Отворив дверь, они вошли в громадную кладовую, где хранились зимние
фрукты, симметрично расположенные рядами на длинных полках. Несколько
детей, семи-восьми лет, тепло и чисто одетых, пышущих здоровьем,
перебирали под наблюдением женщины плоды, откидывая испортившиеся.
- Видите, - сказал Агриколь, - мы везде, где можно, применяем детский
труд. Эти занятия доставляют детям развлечение, удовлетворяя потребности в
движении и деятельности, свойственные их возрасту; нельзя и придумать
лучшего времяпрепровождения для девочек и женщин.
- Как все разумно организовано!
- А если бы вы видели, как эти ребята на кухне стараются! Под
присмотром одной или двух женщин они работают за десятерых служанок!
- Ведь в этом возрасте любят _играть в кухню_! Они, должно быть, в
восторге.
- Да! Так же, под видом _игры в сад_, они работают в саду, поливают,
полют, собирают овощи и фрукты, расчищают аллеи граблями и так далее.

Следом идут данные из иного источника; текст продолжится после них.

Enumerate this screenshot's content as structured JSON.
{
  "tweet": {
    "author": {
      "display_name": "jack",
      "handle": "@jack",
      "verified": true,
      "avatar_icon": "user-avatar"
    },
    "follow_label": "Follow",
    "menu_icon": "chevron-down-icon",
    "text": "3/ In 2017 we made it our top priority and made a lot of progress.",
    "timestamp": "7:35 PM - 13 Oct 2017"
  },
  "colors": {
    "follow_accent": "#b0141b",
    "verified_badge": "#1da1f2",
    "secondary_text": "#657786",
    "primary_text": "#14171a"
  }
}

Словом, вся эта ватага детишек, которые обыкновенно лет до двенадцати
ничего не делают, здесь приносит много пользы. Помимо трех часов школьных
занятии, они с шести или семи лет заняты полезно и приятно целый день и,
экономя руки взрослых, зарабатывают больше, чем стоит их содержание. А
кроме того, знаете, мадемуазель Анжель, когда дети принимают участие в
работе, то их чистое, целомудренное и нежное соседство смягчающим образом
действует и на взрослых. Поневоле станешь осторожнее и в словах и в
поступках. Самый грубый человек не может не уважать детства.
- Чем больше видишь, тем больше удивляешься, как здесь все рассчитано
для счастья всех! - с восхищением воскликнула Анжель.
- И не без труда далось все это: сколько предрассудков надо было
победить, какую вынести борьбу с рутиной! А вот и общая кухня, - прибавил
кузнец, улыбаясь. - Не правда ли, она так велика, точно в казарме или
громадном пансионе?
Действительно, кухня была громадная. Все кухонные принадлежности
блестели чистотой. Благодаря замечательным достижениям науки, позволяющим
осуществлять экономию (достижениям, всегда не доступным для бедных
классов, больше всего нуждающихся в них, потому что осуществимы они лишь в
больших масштабах), не только очаг, но и печи топились таким количеством
топлива, которое составляло ровно половину расходов, затрачиваемых на
отопление каждой семьей в отдельности; излишек тепла оказывался
достаточным для того, чтобы с помощью прекрасно сделанного калорифера
поддерживать одинаковую температуру во всех комнатах общежития. Дети под
руководством двух хозяек выполняли на кухне различные работы. Забавно было
видеть ту серьезность, с которой они относились к своим кулинарным
обязанностям; то же было и в пекарне, где выпекали хлеб по исключительно
низким ценам (мука покупалась оптом), замечательный домашний хлеб,
здоровый и питательный, из смеси чистой пшеницы и ржи; он был гораздо
лучше того белого и легковесного хлеба, качество которого часто зависит от
добавления разных более или менее вредных примесей.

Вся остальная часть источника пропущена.